Man. It was the best thing I could ever have done for my writing. He was awesome in office hours–we talked about writing in general, the writing life, what was wrong with that piece, what to do going forward. He was f*cking funny! We talked for over an hour because no one else came by, I had the entire span of time to myself (no one went to his office hours because he was such a scathing critic in class and the thought of spending one on one time with him cowed most of his students). It was one of the most satisfying moments of my time in the MFA program.

I threw away that piece (it really was total shit), and took another road in my writing. By not patronizing me, he saved me eons of time from going down the wrong path, one full of self-deception.

He continues to be one of my mentors to date, someone I write when I’m discouraged at a writing residency or when I’ve got a piece I’m not sure about or whenever he’s released a book to congratulate him or shit, when there’s just something funny to share–and he is someone who writes back with just the right thing: more than just a line or two, but an entire anecdote displaying empathy or humor or enlightenment and then punctuated with some sage advice or epiphany. He is the shit.

Man, I need to email him and see how he’s doing. I haven’t emailed him in a couple of months.

But even though that experience was ultimately great, I just won’t go the first week in workshop anymore. I’ll go second. But not first.

I’m braced now.



Filed under MFA, Writing

7 responses to “First

  1. Randa

    Guess who’s up first in workshop next week??? That’s right, your amiga. I wish I’d gotten this advice 2 weeks ago,when I volunteered. Shit. Now I know what to expect. Half of my group is new, so I bet they’ll skewer my story just to impress the prof. So, I know that. Still, man, I’m worried.

  2. Oh damn! I didn’t write this to make you feel like shit, Randa–it will be okay. I think everyone has to have the feeling of going first in workshop to get the whole “all around” experience. But since you are not ignorant or (now) cowardiced like me, be brave. I think you can set the tone and say, “I have thrown down the gauntlet–beat THIS!”

  3. chaesq

    Wow, that was brave of you to ask for the right pair of pants … and how awesome that courage paid off in the way it’s supposed to! I hope your courage in your craft continues to pay off as you ‘get back on the horse’ … or go shopping for the right pair of pants …

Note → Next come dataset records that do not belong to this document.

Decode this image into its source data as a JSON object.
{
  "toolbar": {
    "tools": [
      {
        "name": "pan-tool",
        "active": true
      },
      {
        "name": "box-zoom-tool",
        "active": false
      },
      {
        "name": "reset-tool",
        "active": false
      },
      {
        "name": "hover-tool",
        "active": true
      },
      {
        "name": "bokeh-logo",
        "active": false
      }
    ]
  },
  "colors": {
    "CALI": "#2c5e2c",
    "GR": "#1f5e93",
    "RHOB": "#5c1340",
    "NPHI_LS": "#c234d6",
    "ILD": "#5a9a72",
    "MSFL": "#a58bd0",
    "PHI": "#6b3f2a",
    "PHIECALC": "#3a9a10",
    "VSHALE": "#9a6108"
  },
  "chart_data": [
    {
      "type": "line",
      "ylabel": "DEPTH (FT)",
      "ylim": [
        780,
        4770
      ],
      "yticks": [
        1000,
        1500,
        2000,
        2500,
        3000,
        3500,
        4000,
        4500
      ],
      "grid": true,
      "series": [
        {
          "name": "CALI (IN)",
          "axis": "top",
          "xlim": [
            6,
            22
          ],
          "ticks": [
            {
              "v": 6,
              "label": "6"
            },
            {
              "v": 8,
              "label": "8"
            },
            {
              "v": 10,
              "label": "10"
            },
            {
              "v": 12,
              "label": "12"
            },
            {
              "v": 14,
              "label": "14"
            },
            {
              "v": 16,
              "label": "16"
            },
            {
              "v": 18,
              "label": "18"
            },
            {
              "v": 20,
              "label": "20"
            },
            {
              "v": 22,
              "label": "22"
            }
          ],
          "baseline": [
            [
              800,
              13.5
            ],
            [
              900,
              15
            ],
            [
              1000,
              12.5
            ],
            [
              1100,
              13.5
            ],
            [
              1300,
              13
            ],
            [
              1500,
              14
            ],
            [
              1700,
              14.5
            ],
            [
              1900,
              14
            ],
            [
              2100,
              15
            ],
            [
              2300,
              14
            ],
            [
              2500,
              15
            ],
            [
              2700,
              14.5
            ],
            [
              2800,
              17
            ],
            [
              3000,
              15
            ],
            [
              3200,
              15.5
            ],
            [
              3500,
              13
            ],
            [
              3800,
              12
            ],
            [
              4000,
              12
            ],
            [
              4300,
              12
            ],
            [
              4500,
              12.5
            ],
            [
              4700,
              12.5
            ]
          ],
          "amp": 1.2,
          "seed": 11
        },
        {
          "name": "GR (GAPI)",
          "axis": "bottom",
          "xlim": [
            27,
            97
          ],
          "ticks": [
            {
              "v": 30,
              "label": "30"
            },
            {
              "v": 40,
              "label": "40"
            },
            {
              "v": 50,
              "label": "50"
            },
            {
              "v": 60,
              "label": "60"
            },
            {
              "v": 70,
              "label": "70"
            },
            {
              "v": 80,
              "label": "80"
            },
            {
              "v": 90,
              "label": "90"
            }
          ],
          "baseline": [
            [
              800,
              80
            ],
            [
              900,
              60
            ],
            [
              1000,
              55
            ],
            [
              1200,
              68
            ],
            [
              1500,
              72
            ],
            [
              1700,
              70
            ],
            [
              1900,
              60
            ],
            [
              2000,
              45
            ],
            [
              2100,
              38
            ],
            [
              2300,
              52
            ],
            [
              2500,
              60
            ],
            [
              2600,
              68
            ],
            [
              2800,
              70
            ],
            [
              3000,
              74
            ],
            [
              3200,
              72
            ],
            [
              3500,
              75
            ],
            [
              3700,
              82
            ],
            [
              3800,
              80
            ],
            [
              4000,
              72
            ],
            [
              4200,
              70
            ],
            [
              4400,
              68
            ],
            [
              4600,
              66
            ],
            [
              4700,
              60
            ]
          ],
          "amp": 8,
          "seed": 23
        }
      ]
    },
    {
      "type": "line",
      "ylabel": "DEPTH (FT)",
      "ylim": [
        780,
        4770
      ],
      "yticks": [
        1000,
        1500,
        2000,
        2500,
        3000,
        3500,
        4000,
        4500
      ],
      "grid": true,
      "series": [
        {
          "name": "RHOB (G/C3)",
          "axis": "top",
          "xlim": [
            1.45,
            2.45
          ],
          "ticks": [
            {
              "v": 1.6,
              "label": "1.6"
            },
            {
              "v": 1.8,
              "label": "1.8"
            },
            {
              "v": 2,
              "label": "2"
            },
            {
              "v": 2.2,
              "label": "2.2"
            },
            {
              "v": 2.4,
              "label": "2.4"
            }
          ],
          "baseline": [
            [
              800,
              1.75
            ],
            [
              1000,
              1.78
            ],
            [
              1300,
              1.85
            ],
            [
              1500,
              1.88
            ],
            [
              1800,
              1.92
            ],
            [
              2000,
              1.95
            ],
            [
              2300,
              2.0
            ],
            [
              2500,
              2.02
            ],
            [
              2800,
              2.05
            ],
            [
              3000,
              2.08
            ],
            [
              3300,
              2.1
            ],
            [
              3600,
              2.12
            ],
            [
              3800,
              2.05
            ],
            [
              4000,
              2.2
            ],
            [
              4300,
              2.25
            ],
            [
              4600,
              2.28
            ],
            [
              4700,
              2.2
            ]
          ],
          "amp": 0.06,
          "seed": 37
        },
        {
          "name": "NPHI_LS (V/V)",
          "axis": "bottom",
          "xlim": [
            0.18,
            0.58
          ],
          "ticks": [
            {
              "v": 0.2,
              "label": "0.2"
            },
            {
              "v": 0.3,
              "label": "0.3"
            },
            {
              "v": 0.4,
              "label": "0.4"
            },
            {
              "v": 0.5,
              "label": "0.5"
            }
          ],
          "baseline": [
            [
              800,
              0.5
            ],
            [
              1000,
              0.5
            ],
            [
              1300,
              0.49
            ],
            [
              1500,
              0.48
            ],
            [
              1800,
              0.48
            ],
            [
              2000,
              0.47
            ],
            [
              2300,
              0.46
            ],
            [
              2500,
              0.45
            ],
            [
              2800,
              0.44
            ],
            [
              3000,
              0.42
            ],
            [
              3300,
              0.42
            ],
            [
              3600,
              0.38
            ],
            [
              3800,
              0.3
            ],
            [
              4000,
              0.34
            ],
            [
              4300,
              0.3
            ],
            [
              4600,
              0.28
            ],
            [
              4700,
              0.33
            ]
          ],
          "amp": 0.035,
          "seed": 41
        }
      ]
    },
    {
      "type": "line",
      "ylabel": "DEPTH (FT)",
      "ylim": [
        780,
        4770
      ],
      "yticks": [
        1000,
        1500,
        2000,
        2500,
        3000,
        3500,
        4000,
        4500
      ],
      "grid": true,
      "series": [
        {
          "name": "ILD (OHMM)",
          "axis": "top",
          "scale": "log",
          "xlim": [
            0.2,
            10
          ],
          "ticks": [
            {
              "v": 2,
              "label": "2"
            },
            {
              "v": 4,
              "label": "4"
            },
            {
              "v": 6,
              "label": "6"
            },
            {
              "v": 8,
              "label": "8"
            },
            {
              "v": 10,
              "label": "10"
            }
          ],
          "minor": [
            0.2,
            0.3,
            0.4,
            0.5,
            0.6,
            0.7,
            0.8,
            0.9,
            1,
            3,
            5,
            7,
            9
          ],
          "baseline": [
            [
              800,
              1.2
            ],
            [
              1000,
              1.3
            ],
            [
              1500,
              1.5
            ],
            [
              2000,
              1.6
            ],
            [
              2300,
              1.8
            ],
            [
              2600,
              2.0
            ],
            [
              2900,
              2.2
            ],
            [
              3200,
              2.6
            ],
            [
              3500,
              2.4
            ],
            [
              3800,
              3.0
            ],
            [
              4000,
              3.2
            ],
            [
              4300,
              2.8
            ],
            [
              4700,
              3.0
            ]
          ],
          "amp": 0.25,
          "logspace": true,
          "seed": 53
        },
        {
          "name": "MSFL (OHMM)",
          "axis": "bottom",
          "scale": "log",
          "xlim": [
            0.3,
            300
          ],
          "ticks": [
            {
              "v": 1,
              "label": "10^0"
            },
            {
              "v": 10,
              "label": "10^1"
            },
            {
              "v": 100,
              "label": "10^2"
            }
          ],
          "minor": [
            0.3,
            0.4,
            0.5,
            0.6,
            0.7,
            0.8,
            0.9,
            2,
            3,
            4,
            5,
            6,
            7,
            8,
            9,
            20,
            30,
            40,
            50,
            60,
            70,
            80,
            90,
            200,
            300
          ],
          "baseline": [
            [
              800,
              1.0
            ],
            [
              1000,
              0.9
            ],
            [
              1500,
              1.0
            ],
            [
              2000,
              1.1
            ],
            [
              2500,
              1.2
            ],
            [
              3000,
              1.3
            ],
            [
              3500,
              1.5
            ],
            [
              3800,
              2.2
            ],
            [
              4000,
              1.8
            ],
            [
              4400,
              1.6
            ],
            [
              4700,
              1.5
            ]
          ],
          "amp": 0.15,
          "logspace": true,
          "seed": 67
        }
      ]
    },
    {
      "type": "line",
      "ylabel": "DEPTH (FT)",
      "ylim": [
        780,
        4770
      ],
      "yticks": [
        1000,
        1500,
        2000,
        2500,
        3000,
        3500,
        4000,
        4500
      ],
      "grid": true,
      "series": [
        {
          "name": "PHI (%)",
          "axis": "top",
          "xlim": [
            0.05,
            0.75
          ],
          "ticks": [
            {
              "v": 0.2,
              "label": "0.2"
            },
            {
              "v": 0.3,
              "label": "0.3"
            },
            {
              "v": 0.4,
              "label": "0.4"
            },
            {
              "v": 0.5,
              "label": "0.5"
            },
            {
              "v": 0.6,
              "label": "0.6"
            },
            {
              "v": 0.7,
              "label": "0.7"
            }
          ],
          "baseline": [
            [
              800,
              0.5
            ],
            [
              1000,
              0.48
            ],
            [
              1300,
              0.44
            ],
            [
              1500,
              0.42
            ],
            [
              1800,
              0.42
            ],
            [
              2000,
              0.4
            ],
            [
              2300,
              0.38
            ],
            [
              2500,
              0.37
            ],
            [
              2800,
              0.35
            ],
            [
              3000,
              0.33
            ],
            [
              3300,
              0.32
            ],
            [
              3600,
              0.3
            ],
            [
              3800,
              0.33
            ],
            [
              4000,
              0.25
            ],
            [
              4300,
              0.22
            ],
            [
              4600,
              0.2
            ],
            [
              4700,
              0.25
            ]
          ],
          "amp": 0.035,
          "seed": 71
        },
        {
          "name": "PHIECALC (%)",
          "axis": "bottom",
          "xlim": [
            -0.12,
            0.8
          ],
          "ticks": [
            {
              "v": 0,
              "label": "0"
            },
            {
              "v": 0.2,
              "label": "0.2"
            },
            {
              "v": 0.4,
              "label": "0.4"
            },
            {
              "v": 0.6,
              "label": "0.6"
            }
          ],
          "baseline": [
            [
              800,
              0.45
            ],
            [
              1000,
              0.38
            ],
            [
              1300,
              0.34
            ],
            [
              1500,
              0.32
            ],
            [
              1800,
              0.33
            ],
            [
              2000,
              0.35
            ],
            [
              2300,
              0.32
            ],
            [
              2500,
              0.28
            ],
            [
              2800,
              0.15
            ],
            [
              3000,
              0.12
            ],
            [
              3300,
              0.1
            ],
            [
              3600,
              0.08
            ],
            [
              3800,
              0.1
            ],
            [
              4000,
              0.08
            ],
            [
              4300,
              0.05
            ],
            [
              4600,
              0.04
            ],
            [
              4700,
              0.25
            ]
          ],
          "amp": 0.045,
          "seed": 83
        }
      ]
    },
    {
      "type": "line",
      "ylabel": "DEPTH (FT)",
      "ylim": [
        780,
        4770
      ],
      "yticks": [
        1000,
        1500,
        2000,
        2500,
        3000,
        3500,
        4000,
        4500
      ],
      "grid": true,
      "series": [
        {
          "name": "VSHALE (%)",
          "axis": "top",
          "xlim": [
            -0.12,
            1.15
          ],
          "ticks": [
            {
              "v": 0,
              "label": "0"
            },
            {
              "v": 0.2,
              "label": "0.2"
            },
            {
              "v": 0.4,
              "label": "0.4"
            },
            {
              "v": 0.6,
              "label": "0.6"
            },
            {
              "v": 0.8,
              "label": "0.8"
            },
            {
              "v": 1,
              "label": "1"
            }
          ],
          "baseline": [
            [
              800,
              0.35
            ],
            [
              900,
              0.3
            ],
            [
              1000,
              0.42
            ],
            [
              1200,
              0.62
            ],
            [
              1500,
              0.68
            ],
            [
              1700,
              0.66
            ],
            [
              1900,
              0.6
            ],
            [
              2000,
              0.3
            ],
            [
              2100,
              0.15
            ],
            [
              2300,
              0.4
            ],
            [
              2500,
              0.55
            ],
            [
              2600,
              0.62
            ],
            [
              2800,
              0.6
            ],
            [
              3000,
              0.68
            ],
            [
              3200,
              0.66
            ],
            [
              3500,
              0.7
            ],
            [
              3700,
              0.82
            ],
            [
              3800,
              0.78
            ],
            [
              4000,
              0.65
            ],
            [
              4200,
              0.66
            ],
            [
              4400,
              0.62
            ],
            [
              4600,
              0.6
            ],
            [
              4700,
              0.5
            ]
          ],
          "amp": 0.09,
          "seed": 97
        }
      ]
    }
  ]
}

  4. I didn’t think I had the heart (or stomach) to ever really workshop again, but here I am in a new (online) writing workshop. It feels a lot different than those RL ones, because I think people really do take care and are very thoughtful with their words. You can’t see them rolling their eyes or making little shapes with their mouths as they TRY to come up with something constructive to say. I’m going second, too, and the first week’s critiques BLEW me away with their level of sophistication, honesty, generosity and just plain brilliance. I’m nervous but excited for my turn, which should be anytime in the next 48 hours….

  5. The other good thing about online workshops is that you can take your comments with a teddy bear and glass of wine in hand.

  6. pmousse

    It really does go to show you that being brave enough to approach him and ask him for constructive criticism was the right thing to do, and benefited you more than any amount of workshopping.

  7. chaesq: one thing you learn as a writer is to take a good beating and then get right back up. 🙂

    Susan: maybe i ought to take a teddy bear and a nalgene of wine to class anyway. that sounds great.

    pmousse: it is a weird thing, how we learn the most in the small gaps between events. that semester, i learned more outside of the classroom than inside of it.